Tonight’s other highlights

¢ A scary urban legend rings true on “Ghost Whisperer”

(7 p.m., CBS).

¢ A supernatural gift cuts both ways on the repeat pilot of “Pushing Daisies” (7 p.m., ABC).

¢ A Labrador mix proves to be uncharacteristically skittish on “The Dog Whisperer”

(7 p.m., National Geographic).

¢ Rocket dog asserts himself again on “Meerkat Manor”

(7:30 p.m., Animal Planet). Where have all the Flowers gone?

¢ Mick’s back pages may be his undoing on “Moonlight”

(8 p.m., CBS).

¢ Scheduled on “Primetime” (8 p.m., ABC): medical mysteries.

¢ A breezy ex-ball player (Kevin Costner) befriends an embittered, divorced mother (Joan Allen) in the 2005 comedy “The Upside of Anger”

(8 p.m., TNT).

¢ The shadow of homicide falls on a Hollywood hanger-on on “Numb3rs” (9 p.m., CBS).

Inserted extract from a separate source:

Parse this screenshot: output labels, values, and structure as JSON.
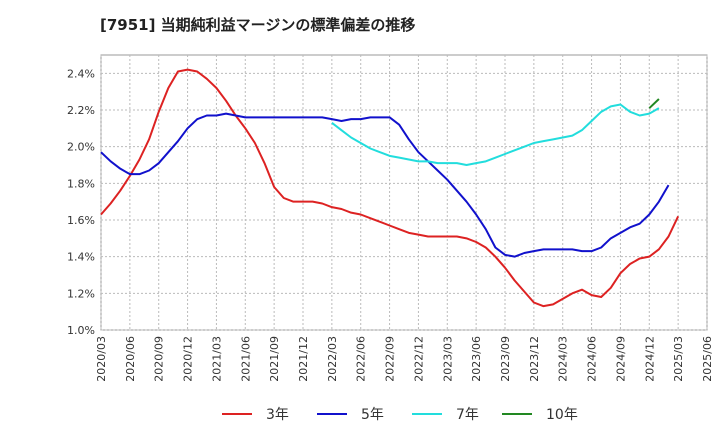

¢ The new owner (Tom Selleck) tries to make his mark on “Las Vegas” (9 p.m., NBC).

¢ Sheppard takes it to the Replicators on “Stargate: Atlantis” (9 p.m., Sci Fi).

¢ “Expose: America’s Investigative Reports” (9 p.m., PBS, check local listings) concludes its two-part look at a reporter’s revelation of a widespread cover-up of a predatory scout leader in a small town in Idaho.

Cult choice

A righteous vet (Tom Laughlin) fights a biker gang in the 1967 shocker “The Born Losers” (2 a.m., Eastern, TCM), written and directed by Laughlin, who would go on to some fame when his independent 1971 film “Billy Jack” was released widely in 1973.